The periodic table is a cornerstone of chemistry, precisely cataloging elements based on their atomic structure and properties. Each column, known as a group, houses elements with shared characteristics. For instance, Group 12 contains transition metals like zinc (Zn) and cadmium (Cd), which exhibit similarities in many properties such as their oxidation states and ionic radii. These similarities arise because the elements in a group have the same number of electrons in their outermost shell, which largely dictates how they interact with other substances.

Understanding these group characteristics provides insight into why certain elements are frequently found together in nature. For example, zinc and cadmium's similar behaviors mean they can often replace each other in mineral structures. This substitution is why cadmium might contaminate zinc during extraction, but won't typically be found in silver ores because silver belongs to a different group, Group 11, with distinct properties.

Ores are naturally occurring minerals from which metals can be economically extracted. The composition of these ores is crucial as it determines the presence of impurities and the techniques used for metal extraction. Zinc ores such as sphalerite often have cadmium because these elements share enough physical and chemical traits to coexist in the same mineral structure.

During the extraction, the properties of the ore, alongside the position of its constituent elements on the periodic table, influence the separation process. Elements from the same group may need more sophisticated separation methods due to their chemical affinities. On the other hand, silver minerals like argentite or chlorargyrite are primarily composed of silver compounds and, being in a different periodic group, are less prone to substitution by cadmium. As a result, cadmium is less likely to be a contaminant in the extraction of silver.

The metallurgy of an element involves several stages, from mining the ore to extracting and refining the metal. Metallurgical processes must account for the ore's composition and the chemical similarities of the elements within it. Since zinc and cadmium are group mates, they present challenges in their separation due to their chemical and physical closeness.
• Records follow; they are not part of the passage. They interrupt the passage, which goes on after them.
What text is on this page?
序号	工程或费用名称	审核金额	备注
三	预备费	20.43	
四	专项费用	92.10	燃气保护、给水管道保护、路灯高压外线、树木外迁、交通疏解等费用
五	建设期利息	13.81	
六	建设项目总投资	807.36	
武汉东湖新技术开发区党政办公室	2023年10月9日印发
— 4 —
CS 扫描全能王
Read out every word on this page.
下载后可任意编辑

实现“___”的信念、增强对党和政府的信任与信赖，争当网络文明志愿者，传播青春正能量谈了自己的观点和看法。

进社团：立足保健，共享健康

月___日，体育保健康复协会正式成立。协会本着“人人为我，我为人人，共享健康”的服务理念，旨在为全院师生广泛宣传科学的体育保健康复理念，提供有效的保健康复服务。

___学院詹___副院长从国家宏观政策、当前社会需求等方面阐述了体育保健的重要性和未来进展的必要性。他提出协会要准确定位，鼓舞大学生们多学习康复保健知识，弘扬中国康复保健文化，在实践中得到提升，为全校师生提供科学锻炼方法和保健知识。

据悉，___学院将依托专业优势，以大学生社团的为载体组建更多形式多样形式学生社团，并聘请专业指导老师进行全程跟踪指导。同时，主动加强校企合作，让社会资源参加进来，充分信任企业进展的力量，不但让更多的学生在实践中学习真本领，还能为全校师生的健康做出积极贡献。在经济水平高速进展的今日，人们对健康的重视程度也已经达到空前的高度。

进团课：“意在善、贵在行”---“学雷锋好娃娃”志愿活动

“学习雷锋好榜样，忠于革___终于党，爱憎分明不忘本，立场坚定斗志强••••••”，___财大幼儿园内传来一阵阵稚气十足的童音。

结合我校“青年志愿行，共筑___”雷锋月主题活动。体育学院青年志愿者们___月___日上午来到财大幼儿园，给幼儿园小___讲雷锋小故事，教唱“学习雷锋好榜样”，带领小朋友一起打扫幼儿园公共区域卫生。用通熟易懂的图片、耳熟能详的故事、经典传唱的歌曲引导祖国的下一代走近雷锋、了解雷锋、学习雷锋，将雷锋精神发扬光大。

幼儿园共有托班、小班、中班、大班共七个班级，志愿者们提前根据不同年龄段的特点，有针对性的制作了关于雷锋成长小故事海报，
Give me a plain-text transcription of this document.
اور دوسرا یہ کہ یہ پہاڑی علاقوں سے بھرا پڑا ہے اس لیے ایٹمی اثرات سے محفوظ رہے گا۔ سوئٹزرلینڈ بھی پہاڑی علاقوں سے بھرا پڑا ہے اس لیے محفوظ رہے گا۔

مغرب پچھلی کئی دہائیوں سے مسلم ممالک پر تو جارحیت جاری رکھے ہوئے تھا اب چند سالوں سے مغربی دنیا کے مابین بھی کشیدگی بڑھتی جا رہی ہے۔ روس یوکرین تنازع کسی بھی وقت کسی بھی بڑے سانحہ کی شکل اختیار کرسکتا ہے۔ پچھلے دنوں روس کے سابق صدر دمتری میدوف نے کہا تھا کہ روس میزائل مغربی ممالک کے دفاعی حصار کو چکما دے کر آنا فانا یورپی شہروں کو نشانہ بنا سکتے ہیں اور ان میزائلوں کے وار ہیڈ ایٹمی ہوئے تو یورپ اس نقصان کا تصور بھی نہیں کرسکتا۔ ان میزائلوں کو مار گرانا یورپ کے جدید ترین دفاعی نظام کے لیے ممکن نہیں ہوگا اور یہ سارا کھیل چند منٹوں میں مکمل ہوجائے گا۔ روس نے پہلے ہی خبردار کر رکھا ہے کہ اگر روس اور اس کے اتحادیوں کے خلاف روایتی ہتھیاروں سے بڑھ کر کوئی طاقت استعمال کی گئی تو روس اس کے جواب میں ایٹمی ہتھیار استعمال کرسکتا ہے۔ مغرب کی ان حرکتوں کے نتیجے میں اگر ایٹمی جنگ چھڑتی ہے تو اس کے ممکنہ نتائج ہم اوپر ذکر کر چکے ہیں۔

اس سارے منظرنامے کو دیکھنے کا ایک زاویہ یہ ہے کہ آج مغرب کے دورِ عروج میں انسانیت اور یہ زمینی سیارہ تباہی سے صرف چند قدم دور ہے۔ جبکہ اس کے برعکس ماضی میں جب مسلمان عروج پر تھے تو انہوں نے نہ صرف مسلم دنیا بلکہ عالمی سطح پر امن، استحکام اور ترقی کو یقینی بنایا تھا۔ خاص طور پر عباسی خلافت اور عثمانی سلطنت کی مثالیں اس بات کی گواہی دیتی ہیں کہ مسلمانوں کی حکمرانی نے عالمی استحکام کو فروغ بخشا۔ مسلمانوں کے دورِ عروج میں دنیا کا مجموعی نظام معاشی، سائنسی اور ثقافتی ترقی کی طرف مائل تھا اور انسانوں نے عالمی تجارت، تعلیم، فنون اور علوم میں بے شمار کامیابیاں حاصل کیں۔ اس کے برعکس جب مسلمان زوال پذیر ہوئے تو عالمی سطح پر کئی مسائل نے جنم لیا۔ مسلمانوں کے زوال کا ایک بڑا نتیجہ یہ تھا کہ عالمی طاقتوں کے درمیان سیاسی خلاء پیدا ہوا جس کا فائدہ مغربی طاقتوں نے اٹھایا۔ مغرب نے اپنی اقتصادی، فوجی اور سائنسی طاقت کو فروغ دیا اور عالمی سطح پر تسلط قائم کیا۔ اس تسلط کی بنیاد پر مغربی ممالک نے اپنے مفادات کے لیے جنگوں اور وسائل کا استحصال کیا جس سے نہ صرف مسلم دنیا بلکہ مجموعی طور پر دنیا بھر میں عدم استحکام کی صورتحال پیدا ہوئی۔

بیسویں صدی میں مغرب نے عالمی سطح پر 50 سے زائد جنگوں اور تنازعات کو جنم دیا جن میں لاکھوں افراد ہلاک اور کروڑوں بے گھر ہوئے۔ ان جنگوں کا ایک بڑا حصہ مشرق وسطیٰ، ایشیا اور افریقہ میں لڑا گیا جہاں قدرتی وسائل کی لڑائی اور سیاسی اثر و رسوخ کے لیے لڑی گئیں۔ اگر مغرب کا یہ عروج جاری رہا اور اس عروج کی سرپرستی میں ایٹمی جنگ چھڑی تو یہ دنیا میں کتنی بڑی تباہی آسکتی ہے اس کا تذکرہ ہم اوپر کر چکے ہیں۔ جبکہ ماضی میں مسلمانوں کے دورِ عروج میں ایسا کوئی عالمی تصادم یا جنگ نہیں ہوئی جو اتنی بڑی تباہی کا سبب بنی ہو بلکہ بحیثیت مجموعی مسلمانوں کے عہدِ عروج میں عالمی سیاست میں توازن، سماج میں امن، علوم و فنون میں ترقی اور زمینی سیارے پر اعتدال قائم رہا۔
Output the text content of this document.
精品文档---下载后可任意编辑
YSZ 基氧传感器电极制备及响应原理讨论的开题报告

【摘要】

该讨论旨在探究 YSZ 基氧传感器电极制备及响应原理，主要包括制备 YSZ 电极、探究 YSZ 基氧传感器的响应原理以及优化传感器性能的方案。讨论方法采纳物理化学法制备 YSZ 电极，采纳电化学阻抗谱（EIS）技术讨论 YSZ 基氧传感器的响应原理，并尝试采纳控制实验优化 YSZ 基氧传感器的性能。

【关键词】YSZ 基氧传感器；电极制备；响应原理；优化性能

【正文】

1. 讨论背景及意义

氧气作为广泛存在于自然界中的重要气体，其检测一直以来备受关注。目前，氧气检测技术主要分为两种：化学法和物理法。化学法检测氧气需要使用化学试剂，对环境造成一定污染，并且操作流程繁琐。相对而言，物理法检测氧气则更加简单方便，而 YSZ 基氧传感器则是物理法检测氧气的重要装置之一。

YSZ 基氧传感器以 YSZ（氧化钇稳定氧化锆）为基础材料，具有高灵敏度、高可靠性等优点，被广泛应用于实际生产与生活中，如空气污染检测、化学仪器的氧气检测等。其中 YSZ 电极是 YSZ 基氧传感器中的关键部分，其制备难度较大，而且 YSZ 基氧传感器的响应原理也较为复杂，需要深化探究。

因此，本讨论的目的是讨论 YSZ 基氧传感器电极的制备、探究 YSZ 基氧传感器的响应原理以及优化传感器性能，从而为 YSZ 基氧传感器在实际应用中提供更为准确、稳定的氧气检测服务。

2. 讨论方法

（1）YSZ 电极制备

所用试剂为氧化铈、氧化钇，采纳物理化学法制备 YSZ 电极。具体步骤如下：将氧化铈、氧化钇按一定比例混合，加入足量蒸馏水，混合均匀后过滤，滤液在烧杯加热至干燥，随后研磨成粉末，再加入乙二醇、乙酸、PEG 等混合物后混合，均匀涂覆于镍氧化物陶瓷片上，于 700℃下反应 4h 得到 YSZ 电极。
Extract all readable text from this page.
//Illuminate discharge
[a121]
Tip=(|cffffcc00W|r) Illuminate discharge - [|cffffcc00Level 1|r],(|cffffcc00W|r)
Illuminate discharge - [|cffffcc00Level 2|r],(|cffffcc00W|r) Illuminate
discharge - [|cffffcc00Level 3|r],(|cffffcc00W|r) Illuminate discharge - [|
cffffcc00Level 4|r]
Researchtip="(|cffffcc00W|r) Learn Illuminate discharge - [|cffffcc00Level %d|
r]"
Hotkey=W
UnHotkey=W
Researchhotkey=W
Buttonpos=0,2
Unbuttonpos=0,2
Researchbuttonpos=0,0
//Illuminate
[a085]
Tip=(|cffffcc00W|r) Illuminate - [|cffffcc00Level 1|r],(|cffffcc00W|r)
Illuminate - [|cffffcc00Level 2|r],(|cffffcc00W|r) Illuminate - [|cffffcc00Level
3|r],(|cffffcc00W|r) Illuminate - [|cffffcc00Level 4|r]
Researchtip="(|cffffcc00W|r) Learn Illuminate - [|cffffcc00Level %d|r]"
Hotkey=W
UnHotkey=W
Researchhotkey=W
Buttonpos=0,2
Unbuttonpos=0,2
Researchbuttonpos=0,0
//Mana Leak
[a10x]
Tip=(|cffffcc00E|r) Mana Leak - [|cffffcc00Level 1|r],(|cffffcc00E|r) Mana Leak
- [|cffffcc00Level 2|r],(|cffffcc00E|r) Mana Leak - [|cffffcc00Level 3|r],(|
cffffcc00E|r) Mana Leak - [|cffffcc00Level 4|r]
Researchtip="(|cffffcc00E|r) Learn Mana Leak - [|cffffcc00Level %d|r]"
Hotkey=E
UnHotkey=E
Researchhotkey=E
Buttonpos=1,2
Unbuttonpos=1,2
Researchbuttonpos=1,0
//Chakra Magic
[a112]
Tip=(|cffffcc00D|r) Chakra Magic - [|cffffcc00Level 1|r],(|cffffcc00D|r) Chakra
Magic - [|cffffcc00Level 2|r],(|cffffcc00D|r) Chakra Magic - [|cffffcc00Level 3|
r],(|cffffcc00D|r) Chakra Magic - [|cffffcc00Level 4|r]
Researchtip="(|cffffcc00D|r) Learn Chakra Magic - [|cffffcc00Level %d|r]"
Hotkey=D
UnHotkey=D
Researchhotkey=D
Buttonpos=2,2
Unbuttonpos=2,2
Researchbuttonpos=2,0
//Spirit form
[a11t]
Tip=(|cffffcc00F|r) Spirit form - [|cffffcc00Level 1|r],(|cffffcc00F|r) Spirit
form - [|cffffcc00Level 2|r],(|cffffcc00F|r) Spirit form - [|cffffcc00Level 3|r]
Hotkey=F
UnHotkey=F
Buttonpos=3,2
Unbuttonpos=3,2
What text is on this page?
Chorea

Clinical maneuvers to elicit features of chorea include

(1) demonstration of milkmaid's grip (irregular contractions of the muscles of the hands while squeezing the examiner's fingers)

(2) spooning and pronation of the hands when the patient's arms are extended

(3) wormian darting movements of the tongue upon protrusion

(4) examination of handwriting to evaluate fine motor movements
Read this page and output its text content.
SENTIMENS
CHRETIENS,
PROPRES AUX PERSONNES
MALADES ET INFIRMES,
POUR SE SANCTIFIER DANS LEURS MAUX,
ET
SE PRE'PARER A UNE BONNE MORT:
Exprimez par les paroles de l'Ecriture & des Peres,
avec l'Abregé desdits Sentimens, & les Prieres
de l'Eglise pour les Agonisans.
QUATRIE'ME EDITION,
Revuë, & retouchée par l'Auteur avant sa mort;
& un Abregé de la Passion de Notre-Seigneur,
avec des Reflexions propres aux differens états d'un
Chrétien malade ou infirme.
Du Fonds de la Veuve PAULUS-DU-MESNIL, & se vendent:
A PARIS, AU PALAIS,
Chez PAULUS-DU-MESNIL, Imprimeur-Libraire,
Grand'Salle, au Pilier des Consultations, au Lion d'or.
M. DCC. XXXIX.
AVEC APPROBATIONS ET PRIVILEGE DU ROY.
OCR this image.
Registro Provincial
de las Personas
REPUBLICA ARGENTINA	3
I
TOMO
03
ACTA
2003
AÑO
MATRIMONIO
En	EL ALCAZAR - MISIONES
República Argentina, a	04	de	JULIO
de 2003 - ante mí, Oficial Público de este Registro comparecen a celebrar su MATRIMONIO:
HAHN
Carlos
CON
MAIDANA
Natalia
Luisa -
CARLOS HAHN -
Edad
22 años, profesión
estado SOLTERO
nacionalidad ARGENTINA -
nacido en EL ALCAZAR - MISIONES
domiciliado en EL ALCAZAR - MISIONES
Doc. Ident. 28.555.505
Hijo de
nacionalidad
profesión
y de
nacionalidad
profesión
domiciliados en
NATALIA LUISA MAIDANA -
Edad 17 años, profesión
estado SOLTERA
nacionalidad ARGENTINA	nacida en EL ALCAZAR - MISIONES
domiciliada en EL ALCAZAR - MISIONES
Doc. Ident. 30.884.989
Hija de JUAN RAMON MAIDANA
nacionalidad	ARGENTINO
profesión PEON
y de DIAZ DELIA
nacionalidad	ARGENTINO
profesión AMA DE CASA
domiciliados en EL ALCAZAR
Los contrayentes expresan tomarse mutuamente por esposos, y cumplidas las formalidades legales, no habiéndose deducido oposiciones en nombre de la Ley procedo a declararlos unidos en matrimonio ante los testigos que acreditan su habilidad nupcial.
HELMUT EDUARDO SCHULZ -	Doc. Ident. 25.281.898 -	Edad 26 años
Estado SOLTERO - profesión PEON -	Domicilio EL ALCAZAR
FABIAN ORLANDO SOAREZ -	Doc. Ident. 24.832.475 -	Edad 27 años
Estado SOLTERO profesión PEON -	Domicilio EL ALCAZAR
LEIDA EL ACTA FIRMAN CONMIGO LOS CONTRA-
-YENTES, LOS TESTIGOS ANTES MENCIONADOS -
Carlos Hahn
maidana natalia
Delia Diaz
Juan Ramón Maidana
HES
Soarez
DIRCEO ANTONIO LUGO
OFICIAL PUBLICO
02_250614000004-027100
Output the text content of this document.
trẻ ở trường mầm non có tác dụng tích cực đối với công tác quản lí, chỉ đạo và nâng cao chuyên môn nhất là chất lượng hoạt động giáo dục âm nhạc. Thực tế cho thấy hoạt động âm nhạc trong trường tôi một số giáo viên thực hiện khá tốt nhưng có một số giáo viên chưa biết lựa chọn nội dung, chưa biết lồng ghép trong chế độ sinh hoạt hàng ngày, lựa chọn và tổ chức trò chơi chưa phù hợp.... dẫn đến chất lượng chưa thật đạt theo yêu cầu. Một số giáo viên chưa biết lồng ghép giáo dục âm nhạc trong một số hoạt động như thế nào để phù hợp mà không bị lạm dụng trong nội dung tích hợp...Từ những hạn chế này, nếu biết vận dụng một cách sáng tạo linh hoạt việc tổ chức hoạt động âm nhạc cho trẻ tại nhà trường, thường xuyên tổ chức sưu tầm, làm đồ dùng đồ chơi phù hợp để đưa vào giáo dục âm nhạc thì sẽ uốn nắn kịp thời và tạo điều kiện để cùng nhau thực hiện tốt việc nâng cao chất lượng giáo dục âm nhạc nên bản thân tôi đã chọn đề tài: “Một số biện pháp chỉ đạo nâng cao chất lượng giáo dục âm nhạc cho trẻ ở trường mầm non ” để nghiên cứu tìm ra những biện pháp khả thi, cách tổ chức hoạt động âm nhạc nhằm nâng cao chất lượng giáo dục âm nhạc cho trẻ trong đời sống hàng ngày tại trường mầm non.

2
In the context of zinc production, the smelting and refining stages must be tailored to reduce cadmium contamination. Techniques like fractional distillation or electrolytic methods are employed to separate these elements effectively. However, when refining silver, the process is less complicated by cadmium contamination owing to the dissimilarities between silver and cadmium that stem from their distinct group characteristics. Therefore, understanding the group dynamics on the periodic table can help predict and control potential contaminants in metallurgical processes.